What segregation buys

  • Token-budget isolation. Exploratory tool calls, dead-ends, and large intermediate outputs stay inside the sub-agent's context. The parent's token budget only spends on the sub-agent's returned summary.
  • Tool-surface narrowing. Each sub-agent sees only the tools relevant to its concern — a security-review sub-agent gets read-only code-analysis tools; a deployment sub-agent gets write-capable deploy tools. Per-turn schema overhead shrinks and tool-selection accuracy improves.
  • Security segregation. Fly.io: "You can trivially build an agent with segregated contexts, each with specific tools. That makes LLM security interesting." Hostile or untrusted input (web-search results, user-uploaded files, email bodies, third-party API output) goes into the sub-agent's context where a successful prompt-injection cannot rewrite the parent's plan. Complementary to patterns/untrusted-input-via-file-not-prompt.
  • Parallelism. Multiple sub-agents can run concurrently over disjoint inputs; results feed a collator sub-agent or the parent.
  • Specialisation. Each sub-agent gets its own system prompt, its own model choice (cheap model for classification, expensive model for synthesis), its own temperature.

Concrete shapes

  • Fan-out / collate. Parent spawns N sub-agents over partitioned input, collects their summaries, passes them to a collator sub-agent that aggregates.
  • Planner + executor. Parent plans and dispatches; one or more executor sub-agents do the narrow task with write-capable tools. See patterns/specialized-agent-decomposition.
  • Coordinator + specialists. Cloudflare AI Code Review canonical instance (patterns/coordinator-sub-reviewer-orchestration): coordinator sub-agent spawns one specialised-reviewer sub-agent per review category, each with its own prompt + tool allowlist, coordinator aggregates findings.
  • Summarise-then-forget. Sub-agent reads a large corpus (long doc, log file, big search result), returns a summary; the raw corpus never enters any context.
  • Dual personalities. Two sub-agents with orthogonal prompts on the same input, compare outputs (Fly.io's Alph truth-teller / Ralph liar demo).

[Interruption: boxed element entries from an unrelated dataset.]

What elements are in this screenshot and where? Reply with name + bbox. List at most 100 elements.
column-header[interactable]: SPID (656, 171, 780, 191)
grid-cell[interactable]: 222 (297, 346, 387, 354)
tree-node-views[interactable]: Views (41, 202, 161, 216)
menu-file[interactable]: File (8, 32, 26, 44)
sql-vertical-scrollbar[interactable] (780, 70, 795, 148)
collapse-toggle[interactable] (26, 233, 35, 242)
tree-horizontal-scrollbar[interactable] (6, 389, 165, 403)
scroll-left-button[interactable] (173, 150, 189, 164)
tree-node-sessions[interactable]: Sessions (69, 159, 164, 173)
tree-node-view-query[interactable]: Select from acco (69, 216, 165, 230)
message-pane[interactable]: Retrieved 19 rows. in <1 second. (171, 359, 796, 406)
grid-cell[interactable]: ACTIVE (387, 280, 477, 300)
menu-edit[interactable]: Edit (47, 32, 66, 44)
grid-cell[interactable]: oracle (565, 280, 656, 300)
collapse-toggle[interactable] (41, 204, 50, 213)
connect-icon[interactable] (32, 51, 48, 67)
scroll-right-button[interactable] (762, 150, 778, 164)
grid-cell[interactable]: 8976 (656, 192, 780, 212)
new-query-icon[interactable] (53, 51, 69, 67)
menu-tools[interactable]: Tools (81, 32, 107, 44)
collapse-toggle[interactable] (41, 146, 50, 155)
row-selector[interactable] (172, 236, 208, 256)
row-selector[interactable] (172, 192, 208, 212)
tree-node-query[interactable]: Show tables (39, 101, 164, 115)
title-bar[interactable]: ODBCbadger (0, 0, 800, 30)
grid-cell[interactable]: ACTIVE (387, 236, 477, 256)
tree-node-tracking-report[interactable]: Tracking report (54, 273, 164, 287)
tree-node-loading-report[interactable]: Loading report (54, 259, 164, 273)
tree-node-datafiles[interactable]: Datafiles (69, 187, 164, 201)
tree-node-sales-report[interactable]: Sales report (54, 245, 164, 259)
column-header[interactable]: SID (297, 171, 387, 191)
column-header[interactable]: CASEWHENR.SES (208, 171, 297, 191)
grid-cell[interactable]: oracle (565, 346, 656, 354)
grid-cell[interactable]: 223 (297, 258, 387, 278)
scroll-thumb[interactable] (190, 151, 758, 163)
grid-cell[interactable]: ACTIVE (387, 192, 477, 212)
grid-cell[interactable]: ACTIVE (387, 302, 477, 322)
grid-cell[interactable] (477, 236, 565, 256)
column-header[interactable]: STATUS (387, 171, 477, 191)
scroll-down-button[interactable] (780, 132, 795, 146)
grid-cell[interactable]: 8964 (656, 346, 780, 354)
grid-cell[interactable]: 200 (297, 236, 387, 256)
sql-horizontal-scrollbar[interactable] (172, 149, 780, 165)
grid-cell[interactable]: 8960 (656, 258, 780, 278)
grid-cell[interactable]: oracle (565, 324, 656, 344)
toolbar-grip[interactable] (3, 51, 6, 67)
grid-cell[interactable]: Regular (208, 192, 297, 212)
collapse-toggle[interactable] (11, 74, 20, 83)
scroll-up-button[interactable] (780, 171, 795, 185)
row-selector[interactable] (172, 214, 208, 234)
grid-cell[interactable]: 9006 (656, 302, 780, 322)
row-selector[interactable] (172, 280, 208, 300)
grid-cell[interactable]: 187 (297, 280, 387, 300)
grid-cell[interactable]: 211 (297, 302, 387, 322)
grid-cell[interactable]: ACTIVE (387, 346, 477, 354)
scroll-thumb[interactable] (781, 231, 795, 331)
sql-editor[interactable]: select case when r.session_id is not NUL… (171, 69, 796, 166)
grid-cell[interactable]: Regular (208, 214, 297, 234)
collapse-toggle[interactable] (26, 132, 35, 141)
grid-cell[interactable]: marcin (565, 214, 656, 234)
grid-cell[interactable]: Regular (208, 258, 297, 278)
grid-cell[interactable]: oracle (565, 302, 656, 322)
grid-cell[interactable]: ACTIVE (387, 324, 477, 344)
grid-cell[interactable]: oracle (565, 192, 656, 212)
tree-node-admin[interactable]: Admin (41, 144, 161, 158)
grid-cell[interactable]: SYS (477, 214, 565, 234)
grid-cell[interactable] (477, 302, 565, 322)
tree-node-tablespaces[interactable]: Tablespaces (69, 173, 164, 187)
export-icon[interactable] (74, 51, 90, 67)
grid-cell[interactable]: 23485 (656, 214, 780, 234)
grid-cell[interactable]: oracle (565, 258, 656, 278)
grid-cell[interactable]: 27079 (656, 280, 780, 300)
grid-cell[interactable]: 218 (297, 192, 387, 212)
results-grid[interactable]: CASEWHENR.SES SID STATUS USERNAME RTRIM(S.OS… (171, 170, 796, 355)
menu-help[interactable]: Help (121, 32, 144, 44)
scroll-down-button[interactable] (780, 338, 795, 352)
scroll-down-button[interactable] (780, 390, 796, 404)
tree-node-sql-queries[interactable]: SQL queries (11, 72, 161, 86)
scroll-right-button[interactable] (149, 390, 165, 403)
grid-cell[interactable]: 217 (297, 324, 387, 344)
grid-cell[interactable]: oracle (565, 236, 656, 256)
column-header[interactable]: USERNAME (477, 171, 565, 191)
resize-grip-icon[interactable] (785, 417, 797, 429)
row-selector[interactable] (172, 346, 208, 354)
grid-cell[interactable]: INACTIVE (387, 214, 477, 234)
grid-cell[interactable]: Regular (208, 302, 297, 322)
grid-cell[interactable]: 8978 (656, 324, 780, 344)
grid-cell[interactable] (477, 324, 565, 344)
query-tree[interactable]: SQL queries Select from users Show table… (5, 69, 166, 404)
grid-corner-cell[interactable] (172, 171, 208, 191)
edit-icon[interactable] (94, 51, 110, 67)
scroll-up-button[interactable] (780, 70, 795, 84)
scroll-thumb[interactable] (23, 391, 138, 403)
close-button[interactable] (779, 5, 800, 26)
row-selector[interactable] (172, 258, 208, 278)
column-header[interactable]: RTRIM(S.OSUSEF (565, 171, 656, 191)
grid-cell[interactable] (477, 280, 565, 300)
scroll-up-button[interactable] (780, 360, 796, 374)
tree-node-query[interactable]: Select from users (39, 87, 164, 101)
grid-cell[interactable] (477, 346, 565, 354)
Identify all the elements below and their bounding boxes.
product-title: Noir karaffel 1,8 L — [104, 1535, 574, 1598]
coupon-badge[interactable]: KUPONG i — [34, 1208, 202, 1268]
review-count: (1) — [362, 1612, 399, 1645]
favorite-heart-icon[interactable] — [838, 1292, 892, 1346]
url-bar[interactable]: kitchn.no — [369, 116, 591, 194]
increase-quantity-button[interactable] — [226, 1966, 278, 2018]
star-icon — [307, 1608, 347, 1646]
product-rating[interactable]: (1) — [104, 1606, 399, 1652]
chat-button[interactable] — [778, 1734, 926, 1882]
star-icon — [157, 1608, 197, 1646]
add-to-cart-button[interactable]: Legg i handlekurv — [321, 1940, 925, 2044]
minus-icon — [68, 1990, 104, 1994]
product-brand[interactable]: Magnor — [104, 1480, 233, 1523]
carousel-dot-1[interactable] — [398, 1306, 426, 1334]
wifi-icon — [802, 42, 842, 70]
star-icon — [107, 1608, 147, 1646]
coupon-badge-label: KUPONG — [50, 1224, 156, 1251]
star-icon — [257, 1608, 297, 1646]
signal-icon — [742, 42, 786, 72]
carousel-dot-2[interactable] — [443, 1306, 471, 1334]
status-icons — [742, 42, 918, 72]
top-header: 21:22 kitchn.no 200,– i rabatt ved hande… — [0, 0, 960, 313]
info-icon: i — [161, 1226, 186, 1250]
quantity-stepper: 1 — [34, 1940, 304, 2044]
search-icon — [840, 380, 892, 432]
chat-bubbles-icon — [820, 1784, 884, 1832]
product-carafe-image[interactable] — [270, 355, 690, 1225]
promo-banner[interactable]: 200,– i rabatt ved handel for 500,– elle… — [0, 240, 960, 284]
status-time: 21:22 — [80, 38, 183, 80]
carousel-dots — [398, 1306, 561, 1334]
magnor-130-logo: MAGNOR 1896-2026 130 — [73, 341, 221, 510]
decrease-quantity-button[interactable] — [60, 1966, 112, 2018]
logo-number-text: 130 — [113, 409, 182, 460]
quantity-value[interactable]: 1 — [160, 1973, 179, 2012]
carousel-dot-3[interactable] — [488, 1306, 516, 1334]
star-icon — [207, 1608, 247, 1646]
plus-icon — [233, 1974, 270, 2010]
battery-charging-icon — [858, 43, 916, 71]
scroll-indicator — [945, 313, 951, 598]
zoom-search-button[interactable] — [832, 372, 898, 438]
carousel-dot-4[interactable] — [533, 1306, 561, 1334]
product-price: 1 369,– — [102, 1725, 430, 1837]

Implementation reminder (cheap)

From the minimal agent loop:

def sub_agent(task: str, tools_subset: list) -> str:
    ctx = [{"role": "system", "content": SUB_AGENT_PROMPT}]
    ctx.append({"role": "user", "content": task})
    # run the same tool-call loop against ctx + tools_subset
    return final_assistant_text

Fly.io's "your wackiest idea will probably (1) work and (2) take 30 minutes to code." The cost of experimentation is low; the correct move is to try the structure, not to architect it.

Caveats

  • The parent must still not trust sub-agent output blindly. A prompt-injected sub-agent can return a hostile summary. Treat sub-agent output as untrusted input (patterns/llm-output-as-untrusted-input).
  • Budget can be spent N× across sub-agents. Each sub-agent has its own context and each pays tokens for its system prompt and tool schemas. The segregation buys the parent budget discipline; fleet-level token cost is not automatically lower.
  • Choose the interchange format deliberately. Fly.io lists it as an open design problem: "what the most reliable intermediate forms are (JSON blobs? SQL databases? Markdown summaries) for interchange between them." Over-structured forms (strict JSON schemas) cost both ends tokens; under- structured forms (prose summaries) lose fidelity.
  • Early-exit-by-lying-to-self. A sub-agent can report "done" when it isn't. Ground-truth verifiers (tests green, compiler clean, independent judge agent) reduce this (concepts/agentic-development-loop).